The OpenAI experiment

The most cited case is OpenAI's own experiment. According to Ryan Lopopolo's article on the OpenAI Engineering Blog, a small team started with an empty repository and used Codex/GPT-5 to generate the foundation, evolve features, and open pull requests.

Months later, the system had more than 1 million lines of code and thousands of reviewed changes. The most important part is not the volume of code. It is the shift in the engineers' role.

They were not merely "asking for code." They were designing the system that allowed agents to produce, validate, fix, and maintain code with predictability.

The article's central lesson is simple: for the agent, knowledge that is not available in context or in the repository does not exist. Slack decisions, verbal agreements, lost documents, and tacit team memory need to become artifacts the agent can consume.

What this changes for engineers

Harness Engineering does not eliminate the engineer. It shifts the center of the work.

Less time typing every line.

More time designing constraints, sensors, validation flows, contracts between agents, and recovery mechanisms for when something fails.

The value moves toward turning technical knowledge into a verifiable system:

rules an agent can follow;
tests that capture real behavior;
validations that block regressions;
memory that survives across sessions;
processes that reduce bias and improvisation.

The bottleneck is no longer only "which model are we using?" It becomes "what environment is this model operating in?"

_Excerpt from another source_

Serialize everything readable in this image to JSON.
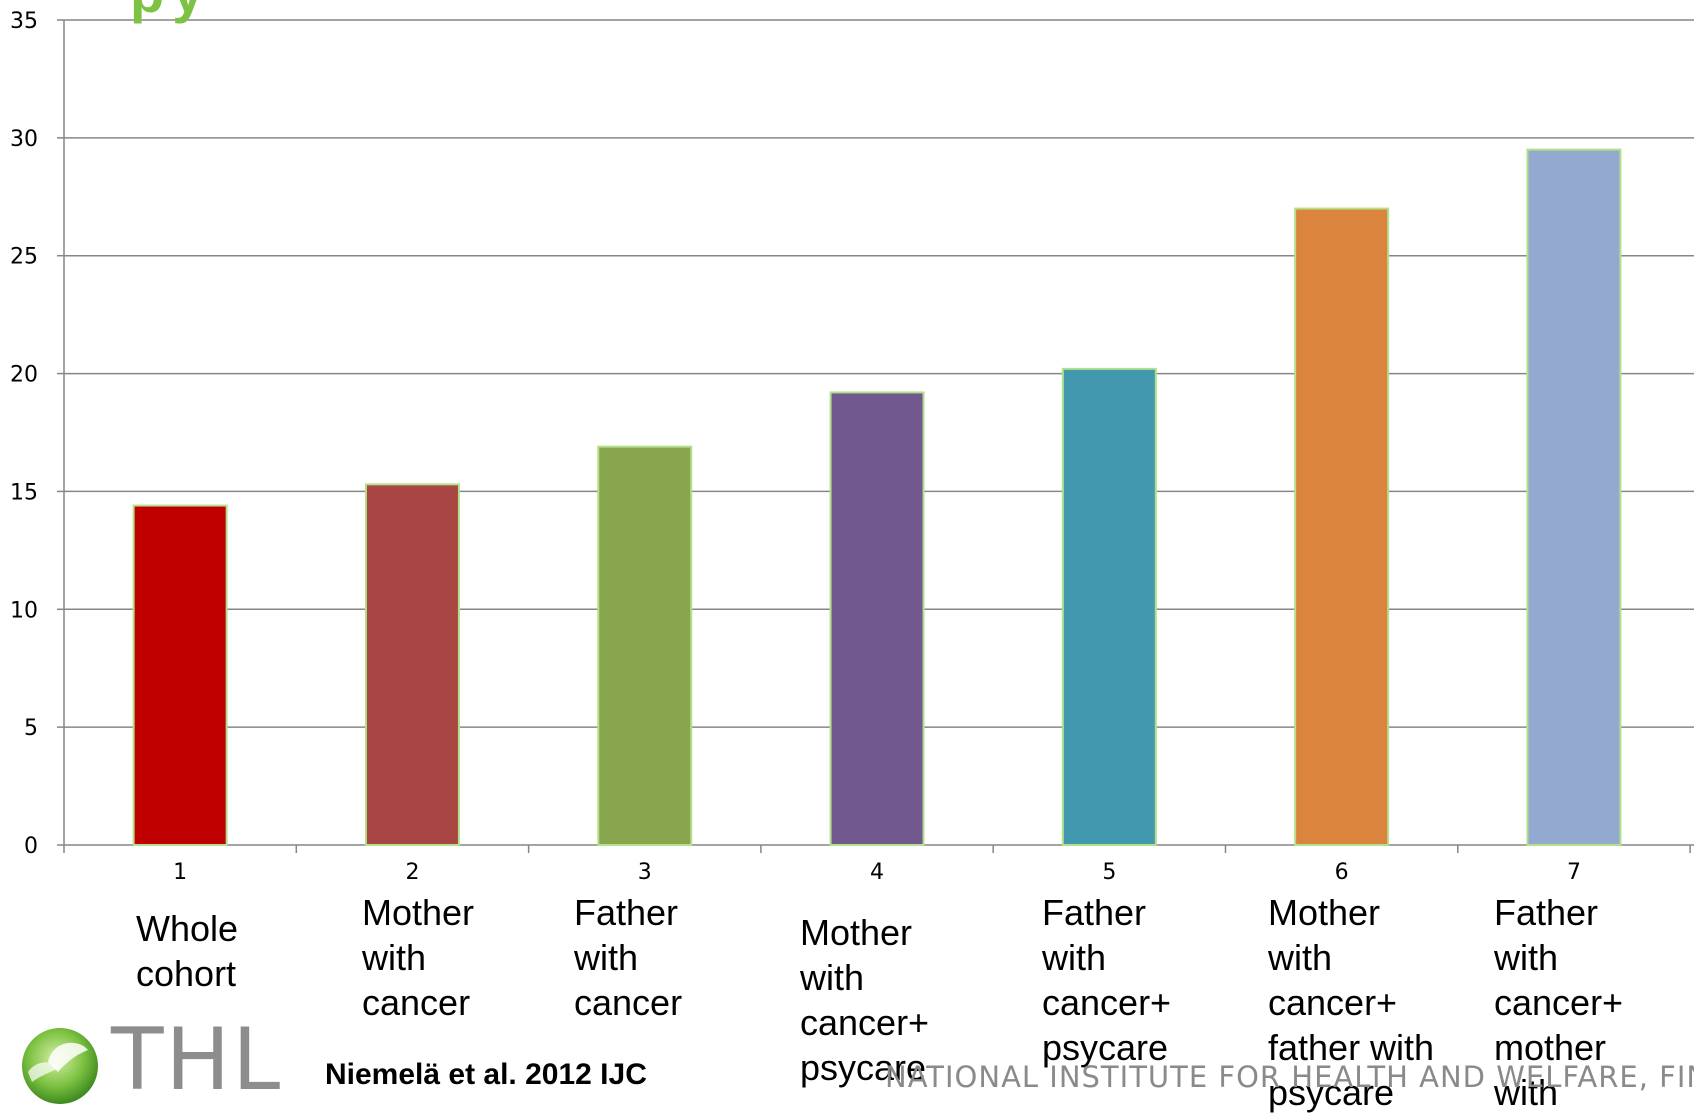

How to start without overcomplicating it

You do not need to build an agent platform on day one. You can start with simple changes:

Create an AGENTS.md with project conventions, useful commands, done criteria, and important decisions.
Turn critical lint warnings into errors.
Require typecheck, lint, and tests before declaring a task complete.
Keep a progress file for long tasks, with what was done, what failed, and the next step.
Separate implementation and validation when the change carries real risk.
Record recurring failures and turn each one into a rule, test, hook, or checklist.

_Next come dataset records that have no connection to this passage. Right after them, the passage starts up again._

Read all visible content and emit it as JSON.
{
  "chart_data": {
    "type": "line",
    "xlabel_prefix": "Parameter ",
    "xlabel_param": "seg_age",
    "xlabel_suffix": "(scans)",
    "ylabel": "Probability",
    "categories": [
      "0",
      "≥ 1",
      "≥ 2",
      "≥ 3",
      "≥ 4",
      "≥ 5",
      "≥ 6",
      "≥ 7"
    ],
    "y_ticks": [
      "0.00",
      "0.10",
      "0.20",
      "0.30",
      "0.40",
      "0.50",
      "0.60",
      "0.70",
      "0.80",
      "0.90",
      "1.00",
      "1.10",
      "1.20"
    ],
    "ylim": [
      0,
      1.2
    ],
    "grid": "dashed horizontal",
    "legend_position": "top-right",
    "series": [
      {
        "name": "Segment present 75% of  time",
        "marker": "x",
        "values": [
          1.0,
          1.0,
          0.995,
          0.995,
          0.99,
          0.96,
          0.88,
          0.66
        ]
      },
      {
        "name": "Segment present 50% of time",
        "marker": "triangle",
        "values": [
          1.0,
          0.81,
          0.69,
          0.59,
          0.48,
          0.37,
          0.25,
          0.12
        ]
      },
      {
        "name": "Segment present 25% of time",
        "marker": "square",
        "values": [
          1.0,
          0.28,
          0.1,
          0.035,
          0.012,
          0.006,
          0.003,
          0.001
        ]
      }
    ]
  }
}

The first win comes when the agent stops judging its own work only by what it wrote in the chat.

Closing

2025 showed that AI agents can write code.

2026 is showing that writing code is not the hard part.

The hard part is creating an environment where the agent can work with enough context, clear boundaries, objective validation, and operational memory.

Better models will keep arriving. But for real software, the advantage will not be only switching models.

It will be building a better harness.